DPMs are exiting unexpectedly
Denise, Jim and Brian all reported that console applications are getting
DPM_PEND errors and then, eventually,
NO_DPM errors. I logged into each CLX machine that runs a DPM and found all but
CLX5's were not running. (The DPM on CLX5 only accepts requests from MCR consoles, so .) I restarted all the DPMs besides
CLX5's. Not too soon later, they started terminating again.
One strength of the DPMs is it uses ACNET's multicast requests feature for service discovery (and load balancing). We can add or remove DPMs and the clients will adjust to the changes automatically. The weakness, however, is that, if a client triggers a bug that shuts down a DPM, it'll cycle through all of them. This is why we're very cautious when releasing new code and also why we restrict who can use the MCR's DPM.
Denise checked to see if they were using so much memory that the OS killed them. She reported that the memory usage looked stable.
#1 Updated by Richard Neswold about 2 years ago
I shut down
CLX18's DPMs and then restarted them on the command line so I could see the errors as they occurred.
A client is connecting and then canceling quickly. When DPM tries to return a list ID to the client, it uses part of the reply ID in the calculation. The code was written to assume the reply ID would remain valid. In this case, however, an exception is being thrown because the request was already canceled and the reply ID isn't valid. When enough of these unhandled exceptions happen, the DPM application terminates.
I've run these commits on
CLX18 and they occasionally get a burst of the these cancels. But the new code simply reports the occurrences.
#2 Updated by Richard Neswold about 2 years ago
I added code (2596319b) to report the address of the client that immediately cancels. I'm logged into the DPMs on both
CLX18 and I'm seeing a steady stream of these coming from a client running on
CLXSRV. Sometimes they're a few seconds apart and sometimes I see four per second. But they're all from
#3 Updated by Richard Neswold about 2 years ago
- Status changed from Assigned to Closed
Wally is using a library that Beau wrote to look-up a device index in his web app. Beau's routine invokes an ACL script to do it.
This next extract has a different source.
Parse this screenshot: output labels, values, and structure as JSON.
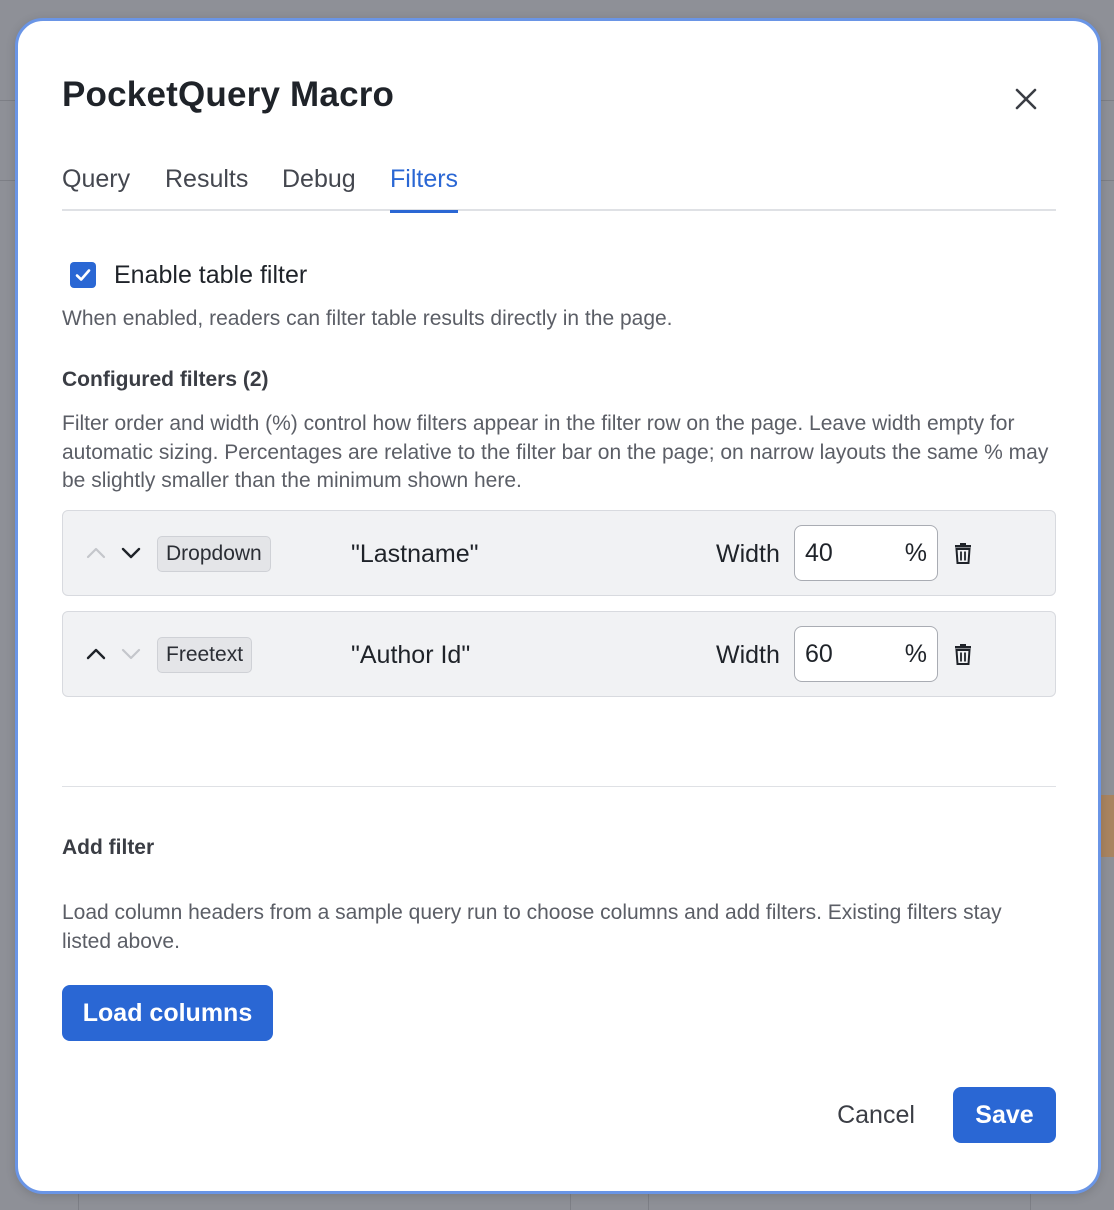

A side effect of running anything that uses CLIB is that a connection is made to DPM (the assumption being anyone using CLIB wants control system data.) In this case, the ACL script returns the DI quickly and terminates which caused the thrashing on the DPMs.
Beau is changing his library since he knows another way to get the DI without using ACL. I'm currently restarting all the DPMs with the new code that ignores clients that immediately cancel their requests.